Mais plusieurs jours plus tard, on ne sait toujours pas quel sera le résultat du vote. Les deux principaux prétendants ont revendiqué la victoire, sur fond d’allégations de fraude électorale et de bulletins contestés.
The Conversation s’est entretenu avec Ayesha Jalal, une experte de l’histoire politique du Pakistan qui enseigne à l’Université Tufts, sur ce que signifient les résultats des élections et ce qui pourrait se passer ensuite.
Est-il clair qui gouvernera ensuite le Pakistan ?
Les résultats tels qu’ils sont indiquent qu’aucun parti n’est en mesure de former seul un gouvernement. Un gouvernement de coalition au niveau fédéral est donc inévitable.
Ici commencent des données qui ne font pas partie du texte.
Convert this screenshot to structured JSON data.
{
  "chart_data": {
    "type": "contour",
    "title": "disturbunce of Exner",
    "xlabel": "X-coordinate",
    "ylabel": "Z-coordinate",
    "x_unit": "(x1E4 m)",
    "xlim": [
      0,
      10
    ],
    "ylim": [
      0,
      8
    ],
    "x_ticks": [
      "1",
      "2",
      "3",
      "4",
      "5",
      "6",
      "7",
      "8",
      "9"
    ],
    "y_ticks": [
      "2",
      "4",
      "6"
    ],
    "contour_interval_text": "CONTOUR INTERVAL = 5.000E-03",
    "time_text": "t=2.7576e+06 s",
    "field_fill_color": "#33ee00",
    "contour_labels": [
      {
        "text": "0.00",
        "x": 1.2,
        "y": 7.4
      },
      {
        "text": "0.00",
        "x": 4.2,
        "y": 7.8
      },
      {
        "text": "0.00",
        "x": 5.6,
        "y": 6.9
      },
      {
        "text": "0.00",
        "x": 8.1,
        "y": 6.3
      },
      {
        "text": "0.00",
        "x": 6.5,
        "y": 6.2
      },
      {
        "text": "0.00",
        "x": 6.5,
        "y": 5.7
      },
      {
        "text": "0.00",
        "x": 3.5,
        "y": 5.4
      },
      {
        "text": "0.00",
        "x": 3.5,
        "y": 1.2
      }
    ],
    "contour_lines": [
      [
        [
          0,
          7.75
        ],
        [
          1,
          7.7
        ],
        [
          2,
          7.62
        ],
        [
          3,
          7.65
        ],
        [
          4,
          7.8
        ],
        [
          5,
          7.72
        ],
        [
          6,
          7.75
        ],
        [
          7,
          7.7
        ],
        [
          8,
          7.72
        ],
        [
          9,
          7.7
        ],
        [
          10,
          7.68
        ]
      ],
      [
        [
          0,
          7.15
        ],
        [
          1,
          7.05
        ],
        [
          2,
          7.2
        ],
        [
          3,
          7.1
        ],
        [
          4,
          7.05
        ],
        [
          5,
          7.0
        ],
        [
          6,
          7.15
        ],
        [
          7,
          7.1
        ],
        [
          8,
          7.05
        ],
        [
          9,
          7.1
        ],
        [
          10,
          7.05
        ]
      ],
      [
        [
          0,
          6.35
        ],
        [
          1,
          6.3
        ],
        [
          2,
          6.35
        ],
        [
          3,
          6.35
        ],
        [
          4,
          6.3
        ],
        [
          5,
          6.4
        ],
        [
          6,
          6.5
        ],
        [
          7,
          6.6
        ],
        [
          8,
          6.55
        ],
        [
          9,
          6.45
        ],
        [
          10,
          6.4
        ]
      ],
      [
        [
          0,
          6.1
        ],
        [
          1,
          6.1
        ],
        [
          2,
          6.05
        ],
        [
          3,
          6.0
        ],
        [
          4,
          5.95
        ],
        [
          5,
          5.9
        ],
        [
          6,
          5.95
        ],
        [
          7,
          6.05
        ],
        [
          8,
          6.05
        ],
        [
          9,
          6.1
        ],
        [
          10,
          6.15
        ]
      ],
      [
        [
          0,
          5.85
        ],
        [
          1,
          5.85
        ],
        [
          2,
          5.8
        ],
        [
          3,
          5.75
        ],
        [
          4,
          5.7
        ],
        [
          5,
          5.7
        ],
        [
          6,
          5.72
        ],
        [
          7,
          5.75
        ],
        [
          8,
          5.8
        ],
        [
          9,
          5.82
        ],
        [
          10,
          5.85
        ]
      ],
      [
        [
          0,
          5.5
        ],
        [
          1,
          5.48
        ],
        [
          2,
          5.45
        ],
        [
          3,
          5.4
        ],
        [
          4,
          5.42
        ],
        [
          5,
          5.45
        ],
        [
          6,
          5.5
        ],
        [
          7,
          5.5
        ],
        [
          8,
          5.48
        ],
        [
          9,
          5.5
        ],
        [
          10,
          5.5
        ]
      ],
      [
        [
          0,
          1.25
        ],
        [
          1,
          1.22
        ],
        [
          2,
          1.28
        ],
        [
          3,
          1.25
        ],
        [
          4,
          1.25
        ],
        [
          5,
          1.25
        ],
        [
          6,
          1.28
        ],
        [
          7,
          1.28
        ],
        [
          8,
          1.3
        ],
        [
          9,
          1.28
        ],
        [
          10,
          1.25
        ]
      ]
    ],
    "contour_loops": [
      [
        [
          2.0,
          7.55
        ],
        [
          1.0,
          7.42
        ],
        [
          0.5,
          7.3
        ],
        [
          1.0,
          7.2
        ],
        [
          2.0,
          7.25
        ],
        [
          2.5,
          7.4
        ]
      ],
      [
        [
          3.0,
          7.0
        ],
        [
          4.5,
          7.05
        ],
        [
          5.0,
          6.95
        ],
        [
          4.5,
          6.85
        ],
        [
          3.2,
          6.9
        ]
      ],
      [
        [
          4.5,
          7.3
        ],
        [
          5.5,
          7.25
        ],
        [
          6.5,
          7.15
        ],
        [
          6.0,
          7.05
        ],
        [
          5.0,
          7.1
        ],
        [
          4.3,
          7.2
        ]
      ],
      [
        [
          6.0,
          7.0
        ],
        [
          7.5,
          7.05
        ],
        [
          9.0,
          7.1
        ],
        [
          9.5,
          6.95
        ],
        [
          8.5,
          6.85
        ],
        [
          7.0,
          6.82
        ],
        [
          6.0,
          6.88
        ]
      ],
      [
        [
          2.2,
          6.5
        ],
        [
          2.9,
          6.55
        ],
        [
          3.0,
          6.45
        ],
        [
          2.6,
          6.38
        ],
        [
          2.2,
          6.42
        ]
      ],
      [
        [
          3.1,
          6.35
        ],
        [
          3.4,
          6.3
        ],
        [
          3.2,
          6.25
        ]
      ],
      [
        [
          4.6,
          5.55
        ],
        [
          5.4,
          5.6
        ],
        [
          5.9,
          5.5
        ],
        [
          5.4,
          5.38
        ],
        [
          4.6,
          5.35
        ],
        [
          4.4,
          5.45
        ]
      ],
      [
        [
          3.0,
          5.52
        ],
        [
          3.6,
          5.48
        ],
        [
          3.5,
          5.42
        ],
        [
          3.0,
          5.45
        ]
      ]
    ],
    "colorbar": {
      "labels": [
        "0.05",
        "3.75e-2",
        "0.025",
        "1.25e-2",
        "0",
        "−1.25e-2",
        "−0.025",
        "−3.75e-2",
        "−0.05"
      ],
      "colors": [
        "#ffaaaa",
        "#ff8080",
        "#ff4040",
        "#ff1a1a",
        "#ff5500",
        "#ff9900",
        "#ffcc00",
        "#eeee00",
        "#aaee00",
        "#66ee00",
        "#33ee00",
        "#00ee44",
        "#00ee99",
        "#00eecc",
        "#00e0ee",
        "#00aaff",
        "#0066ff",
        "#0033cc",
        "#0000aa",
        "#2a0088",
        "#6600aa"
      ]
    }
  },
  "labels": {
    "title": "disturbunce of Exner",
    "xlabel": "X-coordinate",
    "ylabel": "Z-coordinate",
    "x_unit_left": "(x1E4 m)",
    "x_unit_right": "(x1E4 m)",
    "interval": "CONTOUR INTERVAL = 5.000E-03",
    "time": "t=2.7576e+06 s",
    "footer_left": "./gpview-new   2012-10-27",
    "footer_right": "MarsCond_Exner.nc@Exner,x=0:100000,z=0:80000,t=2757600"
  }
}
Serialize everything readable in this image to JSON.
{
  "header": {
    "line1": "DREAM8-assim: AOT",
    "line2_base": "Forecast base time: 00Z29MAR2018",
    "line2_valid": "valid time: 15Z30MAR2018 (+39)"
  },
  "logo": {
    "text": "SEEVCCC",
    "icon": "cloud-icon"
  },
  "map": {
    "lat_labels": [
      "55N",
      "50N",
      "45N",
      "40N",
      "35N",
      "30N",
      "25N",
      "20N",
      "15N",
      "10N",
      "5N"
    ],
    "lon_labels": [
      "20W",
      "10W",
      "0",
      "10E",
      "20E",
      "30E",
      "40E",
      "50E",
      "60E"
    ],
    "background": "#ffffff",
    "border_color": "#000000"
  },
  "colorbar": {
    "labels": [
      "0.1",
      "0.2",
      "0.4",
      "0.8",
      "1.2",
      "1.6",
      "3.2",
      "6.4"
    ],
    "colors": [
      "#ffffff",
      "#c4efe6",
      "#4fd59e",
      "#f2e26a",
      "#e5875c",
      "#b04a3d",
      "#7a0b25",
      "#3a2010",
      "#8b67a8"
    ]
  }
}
Et c’est là que les choses se compliquent. Le Pakistan Tehreek-e-Insaf, ou PTI – dirigé par l’ancien Premier ministre emprisonné et héros du cricket pakistanais Imran Khan – est devenu le plus grand parti à l’Assemblée nationale, avec environ 93 candidats remportant des sièges en tant qu’« indépendants ». Ils ont dû se présenter comme indépendants parce que le parti n’avait pas le droit d’utiliser son symbole électoral, une batte de cricket, après qu’un tribunal composé de trois membres de la Cour suprême a statué que le PTI n’avait pas organisé d’élections intrapartis conformément à sa constitution.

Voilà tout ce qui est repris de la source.